Human lenders are more valuable than ever

JThe Mortgage Bankers Association (MBA) estimates that lenders helped homebuyers with $1.6 trillion in loans in 2021. Consumer demand for mortgages in the United States has soared, driven by the increase in savings, interest in nesting and home ownership during the pandemic, and low interest rates.
These low interest rates have also made refinancing attractive over the past two years. And, although a rise in rates will reduce refinancing at a better rate and term, banks, non-bank lenders and mortgage investors will likely continue to see strong demand from the purchase market. According to a recent MBA report, the industry is expected to generate more than $2.5 trillion in each of the next three years, 40% more than the annual average between 2010 and 2019.
Simplified and responsive
Fortunately for homeowners and homebuyers, lenders have improved marketing, processing, underwriting, financing and servicing technology to streamline the process of financing a home. The customer experience becomes smoother and faster. Investors can facilitate further improvements at the point of loan origination, processing, underwriting and administration, as well as expand consumer access to finance and home purchase services.
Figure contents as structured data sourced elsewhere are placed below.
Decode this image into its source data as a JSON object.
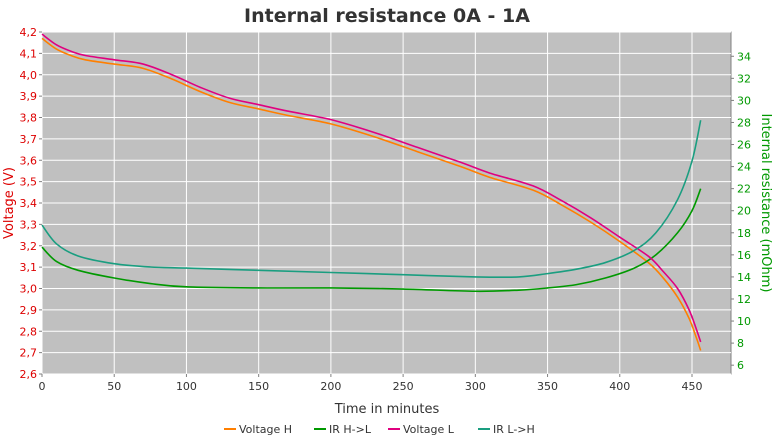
{
  "chart_data": {
    "type": "line",
    "title": "Internal resistance  0A - 1A",
    "xlabel": "Time in minutes",
    "ylabel_left": "Voltage (V)",
    "ylabel_right": "Internal resistance (mOhm)",
    "xlim": [
      0,
      477
    ],
    "ylim_left": [
      2.6,
      4.2
    ],
    "ylim_right": [
      5.2,
      36.2
    ],
    "x_ticks": [
      "0",
      "50",
      "100",
      "150",
      "200",
      "250",
      "300",
      "350",
      "400",
      "450"
    ],
    "y_left_ticks": [
      "2,6",
      "2,7",
      "2,8",
      "2,9",
      "3,0",
      "3,1",
      "3,2",
      "3,3",
      "3,4",
      "3,5",
      "3,6",
      "3,7",
      "3,8",
      "3,9",
      "4,0",
      "4,1",
      "4,2"
    ],
    "y_right_ticks": [
      "6",
      "8",
      "10",
      "12",
      "14",
      "16",
      "18",
      "20",
      "22",
      "24",
      "26",
      "28",
      "30",
      "32",
      "34"
    ],
    "grid": true,
    "plot_background": "#c0c0c0",
    "left_axis_color": "#dd0000",
    "right_axis_color": "#009900",
    "series": [
      {
        "name": "Voltage H",
        "axis": "left",
        "color": "#ff7f00",
        "x": [
          0,
          10,
          20,
          30,
          50,
          70,
          90,
          110,
          130,
          150,
          170,
          200,
          230,
          260,
          290,
          310,
          340,
          360,
          380,
          400,
          420,
          430,
          440,
          448,
          453,
          456
        ],
        "y": [
          4.17,
          4.12,
          4.09,
          4.07,
          4.05,
          4.03,
          3.98,
          3.92,
          3.87,
          3.84,
          3.81,
          3.77,
          3.71,
          3.64,
          3.57,
          3.52,
          3.46,
          3.39,
          3.31,
          3.22,
          3.12,
          3.05,
          2.96,
          2.86,
          2.77,
          2.71
        ]
      },
      {
        "name": "IR H->L",
        "axis": "right",
        "color": "#009900",
        "x": [
          0,
          10,
          25,
          50,
          75,
          100,
          150,
          200,
          250,
          300,
          330,
          350,
          370,
          390,
          410,
          425,
          440,
          450,
          456
        ],
        "y": [
          16.7,
          15.4,
          14.6,
          13.9,
          13.4,
          13.1,
          13.0,
          13.0,
          12.9,
          12.7,
          12.8,
          13.0,
          13.3,
          13.9,
          14.8,
          16.0,
          18.0,
          20.0,
          22.0
        ]
      },
      {
        "name": "Voltage L",
        "axis": "left",
        "color": "#e0007f",
        "x": [
          0,
          10,
          20,
          30,
          50,
          70,
          90,
          110,
          130,
          150,
          170,
          200,
          230,
          260,
          290,
          310,
          340,
          360,
          380,
          400,
          420,
          430,
          440,
          448,
          453,
          456
        ],
        "y": [
          4.19,
          4.14,
          4.11,
          4.09,
          4.07,
          4.05,
          4.0,
          3.94,
          3.89,
          3.86,
          3.83,
          3.79,
          3.73,
          3.66,
          3.59,
          3.54,
          3.48,
          3.41,
          3.33,
          3.24,
          3.15,
          3.08,
          3.0,
          2.9,
          2.81,
          2.75
        ]
      },
      {
        "name": "IR L->H",
        "axis": "right",
        "color": "#1a9e80",
        "x": [
          0,
          10,
          25,
          50,
          75,
          100,
          150,
          200,
          250,
          300,
          330,
          350,
          370,
          390,
          410,
          425,
          440,
          450,
          456
        ],
        "y": [
          18.7,
          17.0,
          15.9,
          15.2,
          14.9,
          14.8,
          14.6,
          14.4,
          14.2,
          14.0,
          14.0,
          14.3,
          14.7,
          15.3,
          16.4,
          18.0,
          21.0,
          24.5,
          28.2
        ]
      }
    ],
    "legend": {
      "placement": "bottom",
      "entries": [
        "Voltage H",
        "IR H->L",
        "Voltage L",
        "IR L->H"
      ]
    }
  }
}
Non-bank lenders, most with Mortgage Loan Officers (MLOs), continue to grow their market share. In fact, the share of non-banks in total issuance has been rising for years. Five years ago, non-bank lenders accounted for about half of total originations. Two years ago, this figure was almost 60%. In 2020, the share of originations by non-bank lenders jumped to almost 70% and when the 2021 figures are tallied, it should be even higher.
This growth has been driven by lenders who have a strong digital focus and a differentiated value proposition with loan officers helping borrowers: the personal touch.
Rather than replacing individual MLOs, companies have invested heavily in digitized interfaces that make it easier to submit an application, upload documents, and communicate with the lender. MLOs can continue to offer their customers speed, convenience and transparency.
Lenders have not only increased their own technology services, but have brought in third-party technology and data providers that further streamline the mortgage process to help consumers. This is timely, as borrower expectations for digital engagement have increased significantly over the past 18 months, as have expectations for rapid closures and any subsequent service handovers. Better: Lenders and loan officers will continue to streamline all origination and service processes that are still slow, manual, labor intensive and fragmented. MLOs benefit from these innovations and investments, and this translates into benefits for customers (borrowers).
Real people, comments and railings
In terms of product offerings, MLOs provide direct feedback to senior management on the types of loans and terms that will best help their customers. For example, the advent of “non-qualified (non-QM) mortgages” which consumers need for a variety of reasons (self-employed, too much debt), is a direct result of MLOs informing management of the need for the product.
At the start of the pandemic, lenders stopped accepting non-QM applications as credit guidelines tightened and the availability of capital dwindled. But liquidity has returned to the non-QM market, prompting lenders to take out non-QM loans again. MLOs see how non-QM liquidity plays an important role in expanding consumer access to mortgages by providing options for borrowers whose income stream or other financial attributes prevent them from accessing mortgages. traditional loan programs.
Loan officers are often the “contact person” when it comes to questions borrowers have, or any confusion that may arise, if and when service is transferred. Borrowers appreciate that personal touch and “having a friend in the industry”. This will increase as new lenders and mortgage servicing rights holders entering the industry may lack in-house management capabilities and will consider outsourcing to retain mortgage servicing rights.
Although the MLO is not directly involved in the service, it is the person the borrower knows and will contact often. An MLO’s ability to be the subject matter expert for their customer, rather than the customer returning to a generic, non-personal website for help, is a major reason why MLO-centric lenders continue to increase their market share.
Borrowers can take comfort in the fact that MLOs are subject to rigorous guidelines and extensive training. In addition to knowing their core business, they also learn consumer law. MLOs must pass both a national exam and one for each state in which they practice. (These state licenses must be renewed annually.) background check.
From connection to closure
As all interactions during the pandemic have become more complex, personal interactions have become more vital: being able to speak to someone who is available, willing and knowledgeable about a mortgage, for example. Whether it’s refinancing an existing loan or financing a new home, people love dealing with people. Having questions answered online is helpful, but borrowers continue to appreciate working with a lender that has loan officers to help them achieve their dreams of homeownership and home financing.
The views and opinions expressed herein are the views and opinions of the author and do not necessarily reflect those of Nasdaq, Inc.